Two unreported or underreported aspects of the Todd Akin/rape controversy:
1.) One aspect of the debate is a vast difference of opinion about the meaning of compassion in this situation. The pro-abort side believes compassion toward the woman is aborting the child so she can put this tragedy behind her. Pro-life folks know that abortion compounds the tragedy by killing a child—and also makes it harder for the woman. A rape is a criminal and evil violation of a woman’s body. A woman so mistreated needs help, and reassurance that she is still made in God’s image despite being brutally attacked. She certainly doesn’t need the added, huge burden of complicity in a brutal attack on an unborn child. The child is innocent.
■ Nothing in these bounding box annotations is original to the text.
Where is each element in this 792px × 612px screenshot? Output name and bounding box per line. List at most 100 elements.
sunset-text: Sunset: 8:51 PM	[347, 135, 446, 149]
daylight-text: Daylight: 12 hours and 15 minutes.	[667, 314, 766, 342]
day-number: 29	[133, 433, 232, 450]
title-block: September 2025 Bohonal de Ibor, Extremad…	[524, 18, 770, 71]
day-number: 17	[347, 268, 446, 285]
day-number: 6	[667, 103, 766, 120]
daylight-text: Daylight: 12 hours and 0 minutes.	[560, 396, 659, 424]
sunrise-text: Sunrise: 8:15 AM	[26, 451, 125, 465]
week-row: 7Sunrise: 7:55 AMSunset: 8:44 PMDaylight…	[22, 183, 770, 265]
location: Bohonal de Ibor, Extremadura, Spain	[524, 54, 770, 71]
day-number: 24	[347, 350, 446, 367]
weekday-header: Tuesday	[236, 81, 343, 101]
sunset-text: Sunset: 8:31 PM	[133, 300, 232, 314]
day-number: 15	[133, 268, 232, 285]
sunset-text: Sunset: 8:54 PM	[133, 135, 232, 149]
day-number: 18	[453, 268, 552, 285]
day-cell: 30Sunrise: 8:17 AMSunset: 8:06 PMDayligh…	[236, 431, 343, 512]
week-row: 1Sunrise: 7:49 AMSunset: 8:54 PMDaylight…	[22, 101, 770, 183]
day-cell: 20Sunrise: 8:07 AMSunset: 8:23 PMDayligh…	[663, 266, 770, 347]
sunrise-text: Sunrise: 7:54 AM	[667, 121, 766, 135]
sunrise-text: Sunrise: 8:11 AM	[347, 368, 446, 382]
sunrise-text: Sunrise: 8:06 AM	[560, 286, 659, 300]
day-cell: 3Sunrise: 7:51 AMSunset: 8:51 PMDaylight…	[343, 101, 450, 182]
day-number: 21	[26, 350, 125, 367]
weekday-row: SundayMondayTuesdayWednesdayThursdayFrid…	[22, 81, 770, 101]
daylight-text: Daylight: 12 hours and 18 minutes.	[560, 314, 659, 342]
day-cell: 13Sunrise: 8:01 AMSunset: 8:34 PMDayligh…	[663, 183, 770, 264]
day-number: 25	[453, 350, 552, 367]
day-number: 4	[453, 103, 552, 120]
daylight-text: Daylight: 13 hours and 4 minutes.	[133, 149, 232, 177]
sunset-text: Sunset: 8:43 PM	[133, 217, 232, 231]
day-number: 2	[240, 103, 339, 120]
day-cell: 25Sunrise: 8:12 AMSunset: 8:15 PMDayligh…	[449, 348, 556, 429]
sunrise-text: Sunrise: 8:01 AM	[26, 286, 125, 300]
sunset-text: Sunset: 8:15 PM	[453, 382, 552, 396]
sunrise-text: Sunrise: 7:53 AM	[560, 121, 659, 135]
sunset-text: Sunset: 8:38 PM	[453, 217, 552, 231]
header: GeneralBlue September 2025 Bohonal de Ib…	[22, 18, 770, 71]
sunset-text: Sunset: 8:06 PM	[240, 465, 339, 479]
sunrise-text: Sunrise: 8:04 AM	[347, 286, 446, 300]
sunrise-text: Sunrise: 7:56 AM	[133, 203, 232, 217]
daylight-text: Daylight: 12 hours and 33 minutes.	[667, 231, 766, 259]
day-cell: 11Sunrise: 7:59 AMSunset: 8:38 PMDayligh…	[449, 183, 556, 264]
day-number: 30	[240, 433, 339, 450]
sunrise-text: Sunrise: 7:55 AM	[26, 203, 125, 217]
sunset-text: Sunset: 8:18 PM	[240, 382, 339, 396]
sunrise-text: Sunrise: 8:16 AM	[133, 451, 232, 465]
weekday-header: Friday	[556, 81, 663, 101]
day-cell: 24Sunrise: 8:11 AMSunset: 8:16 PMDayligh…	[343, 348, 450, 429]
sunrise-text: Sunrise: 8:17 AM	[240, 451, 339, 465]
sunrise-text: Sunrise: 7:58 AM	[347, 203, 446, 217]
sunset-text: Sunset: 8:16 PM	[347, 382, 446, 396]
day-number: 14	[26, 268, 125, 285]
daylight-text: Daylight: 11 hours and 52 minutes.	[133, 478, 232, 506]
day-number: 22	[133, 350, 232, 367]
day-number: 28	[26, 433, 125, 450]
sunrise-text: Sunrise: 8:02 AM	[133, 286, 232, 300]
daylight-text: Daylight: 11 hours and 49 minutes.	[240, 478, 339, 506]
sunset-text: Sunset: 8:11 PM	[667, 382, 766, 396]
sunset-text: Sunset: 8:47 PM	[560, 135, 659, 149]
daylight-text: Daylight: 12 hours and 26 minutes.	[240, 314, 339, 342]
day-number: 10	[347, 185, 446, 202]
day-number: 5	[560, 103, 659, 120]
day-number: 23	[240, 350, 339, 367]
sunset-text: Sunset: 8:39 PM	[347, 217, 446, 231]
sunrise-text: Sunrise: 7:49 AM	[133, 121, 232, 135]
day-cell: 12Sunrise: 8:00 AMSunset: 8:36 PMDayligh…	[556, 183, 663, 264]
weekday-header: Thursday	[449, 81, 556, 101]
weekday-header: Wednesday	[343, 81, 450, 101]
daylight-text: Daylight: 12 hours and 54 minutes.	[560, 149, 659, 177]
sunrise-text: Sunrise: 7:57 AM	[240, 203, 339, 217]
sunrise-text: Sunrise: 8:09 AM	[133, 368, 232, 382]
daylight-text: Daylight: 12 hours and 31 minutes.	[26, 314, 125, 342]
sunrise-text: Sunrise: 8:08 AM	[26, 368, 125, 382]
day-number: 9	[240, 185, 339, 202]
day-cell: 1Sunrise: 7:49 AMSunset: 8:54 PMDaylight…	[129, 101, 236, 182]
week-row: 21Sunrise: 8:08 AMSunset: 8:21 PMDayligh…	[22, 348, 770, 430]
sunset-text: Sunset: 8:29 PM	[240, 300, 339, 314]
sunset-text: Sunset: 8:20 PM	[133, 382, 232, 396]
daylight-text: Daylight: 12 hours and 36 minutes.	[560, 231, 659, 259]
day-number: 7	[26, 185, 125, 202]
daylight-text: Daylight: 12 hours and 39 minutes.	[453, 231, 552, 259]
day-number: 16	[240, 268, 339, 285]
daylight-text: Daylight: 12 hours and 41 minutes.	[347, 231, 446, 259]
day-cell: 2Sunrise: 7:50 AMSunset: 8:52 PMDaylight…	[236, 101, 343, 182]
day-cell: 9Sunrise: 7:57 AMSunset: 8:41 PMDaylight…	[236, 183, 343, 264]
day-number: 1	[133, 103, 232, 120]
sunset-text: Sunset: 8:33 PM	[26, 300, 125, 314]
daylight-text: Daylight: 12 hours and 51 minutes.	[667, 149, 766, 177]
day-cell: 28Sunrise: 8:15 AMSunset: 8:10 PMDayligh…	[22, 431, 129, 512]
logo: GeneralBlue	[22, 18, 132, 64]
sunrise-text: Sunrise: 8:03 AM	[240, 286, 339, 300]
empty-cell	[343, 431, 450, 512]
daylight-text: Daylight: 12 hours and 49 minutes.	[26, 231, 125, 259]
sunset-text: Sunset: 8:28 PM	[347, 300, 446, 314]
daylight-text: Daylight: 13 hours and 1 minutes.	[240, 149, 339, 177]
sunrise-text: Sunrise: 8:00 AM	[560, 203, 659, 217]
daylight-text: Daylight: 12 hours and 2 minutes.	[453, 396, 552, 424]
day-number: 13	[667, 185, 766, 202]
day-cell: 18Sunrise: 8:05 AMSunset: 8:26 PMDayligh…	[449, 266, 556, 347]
So many women who have had abortions, even under such grievous circumstances, have regretted them later.
2.) Some on the pro-abort side are raising the prospect of a woman who has an abortion after rape being prosecuted for it, if nasty pro-lifers have their way. I wrote a book about the history of abortion in America from the early 1600s through the early 1900s (Abortion Rites: A Social History of Abortion in America), and I can say this: Even when abortion was a crime and a strong societal consensus condemned it, I know of no situations where a woman was prosecuted for an abortion following a rape. Women did not do jail time following an abortion. The emphasis was on prosecuting abortionists, not women: They were seen as victims exploited by men, and American society showed no desire to re-victimize them. The 19th century history of fighting abortion is one of compassion toward both women and their unborn children.